Alternative punishment is the vogue reform label for such plans. In the past few years they have been experimentally launched in many states, among them Oregon, Kansas, Oklahoma and Minnesota. The idea is to penalize offenders by compelling them to make restitution to their victims and the community that they have offended. Mississippi, for example, has set up four restitution centers into which thieves have been released from prisons. They pay the state a nominal $5 a day for room and board while they work to pay back the people they stole from. Success? Says State Corrections Commissioner John Watkins: "We hope ultimately that almost all property offenders will start off at these institutions."
Critics of alternative punishment may imagine that it is not truly punitive. But they underrate the pain of being utterly in the power of the state and closely restricted in personal activity. Under such circumstances, there is a decisive loss of liberty. Perhaps society's main gain from alternative punishment is the elimination of the risk of nondangerous offenders being turned vicious by sheer exposure to prison life. The truth is that a great many convicts would offer no violent risk to society if they were at large. Perhaps half of all prisoners are clearly dangerous, though various experts would argue that the percentage is greater or smaller. In any case, it is plain that a significant number could be set free without endangering the public. To find other ways to punish and treat such convicts would at once ease the problem of overcrowding and alleviate a great many pernicious problems related to it.
Much more will be needed before the penal system can be called even tolerable. That day is not likely to come until the public stops thinking of prison as a symbol and begins coldly assessing what prisons can and cannot accomplish. A good deal of expert thought has already been devoted to the question. In 1973, for instance, the National Advisory Commission on Criminal Justice Standards and Goals concluded a sober review with this recommendation: "Prisons should be repudiated as useless for any purpose other than locking away persons who are too dangerous to be allowed at large in a free society."

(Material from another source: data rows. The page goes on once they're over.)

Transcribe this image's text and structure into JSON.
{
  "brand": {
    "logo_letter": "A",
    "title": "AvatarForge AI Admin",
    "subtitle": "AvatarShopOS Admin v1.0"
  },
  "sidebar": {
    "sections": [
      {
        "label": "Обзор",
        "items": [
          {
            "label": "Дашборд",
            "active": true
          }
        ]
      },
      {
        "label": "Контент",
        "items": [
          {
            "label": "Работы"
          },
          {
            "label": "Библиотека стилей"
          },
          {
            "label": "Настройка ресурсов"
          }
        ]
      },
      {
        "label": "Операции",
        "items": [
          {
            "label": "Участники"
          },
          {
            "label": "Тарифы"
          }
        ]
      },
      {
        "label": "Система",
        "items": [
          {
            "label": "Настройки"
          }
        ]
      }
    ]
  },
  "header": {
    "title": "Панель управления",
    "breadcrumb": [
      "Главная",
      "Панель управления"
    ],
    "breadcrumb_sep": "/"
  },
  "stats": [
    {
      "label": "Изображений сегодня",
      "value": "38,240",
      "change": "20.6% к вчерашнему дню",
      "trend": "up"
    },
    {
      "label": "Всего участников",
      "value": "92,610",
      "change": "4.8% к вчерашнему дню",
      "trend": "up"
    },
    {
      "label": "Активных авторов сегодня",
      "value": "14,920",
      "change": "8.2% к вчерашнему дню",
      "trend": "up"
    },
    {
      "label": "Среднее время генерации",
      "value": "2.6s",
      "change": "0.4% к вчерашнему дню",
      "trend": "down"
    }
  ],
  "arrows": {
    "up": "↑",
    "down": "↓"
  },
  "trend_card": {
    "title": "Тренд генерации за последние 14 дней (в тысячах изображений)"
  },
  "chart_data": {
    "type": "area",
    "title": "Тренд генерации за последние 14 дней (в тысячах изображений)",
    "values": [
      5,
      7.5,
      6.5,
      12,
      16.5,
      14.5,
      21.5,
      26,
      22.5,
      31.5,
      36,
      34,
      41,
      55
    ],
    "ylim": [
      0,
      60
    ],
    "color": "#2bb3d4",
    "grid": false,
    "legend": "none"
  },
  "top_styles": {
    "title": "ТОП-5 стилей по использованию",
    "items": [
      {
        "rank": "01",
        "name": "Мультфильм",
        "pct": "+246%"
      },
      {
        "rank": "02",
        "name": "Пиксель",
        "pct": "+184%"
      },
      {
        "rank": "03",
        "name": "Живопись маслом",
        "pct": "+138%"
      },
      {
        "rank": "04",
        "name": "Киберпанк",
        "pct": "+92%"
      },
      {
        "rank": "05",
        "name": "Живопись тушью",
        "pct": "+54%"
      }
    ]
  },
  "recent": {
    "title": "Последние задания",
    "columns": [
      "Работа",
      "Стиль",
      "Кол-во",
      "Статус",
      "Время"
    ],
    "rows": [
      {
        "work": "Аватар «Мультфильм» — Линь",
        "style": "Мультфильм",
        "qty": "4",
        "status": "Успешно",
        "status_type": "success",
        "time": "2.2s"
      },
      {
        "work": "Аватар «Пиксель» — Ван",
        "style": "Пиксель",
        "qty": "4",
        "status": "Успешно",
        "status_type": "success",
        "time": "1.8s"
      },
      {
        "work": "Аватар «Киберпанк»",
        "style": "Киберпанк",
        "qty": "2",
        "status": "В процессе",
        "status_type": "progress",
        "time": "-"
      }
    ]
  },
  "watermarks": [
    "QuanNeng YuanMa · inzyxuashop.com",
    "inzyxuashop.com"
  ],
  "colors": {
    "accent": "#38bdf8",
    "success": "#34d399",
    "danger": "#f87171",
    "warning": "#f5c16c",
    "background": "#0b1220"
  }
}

That idea makes more sense every day. The path to its fulfillment, involving the whole justice system, would no doubt be long, halting and difficult. It might be expensive, but probably less so than building even more prisons. Still, there is no reason to suppose that it would be utterly impossible. After all, America, repelled by bodily punishments such as maiming and branding, invented the penitentiary two centuries ago as a reform. That suggests, if nothing else, that the country might be capable at long last of inventing a sensible use for the thing.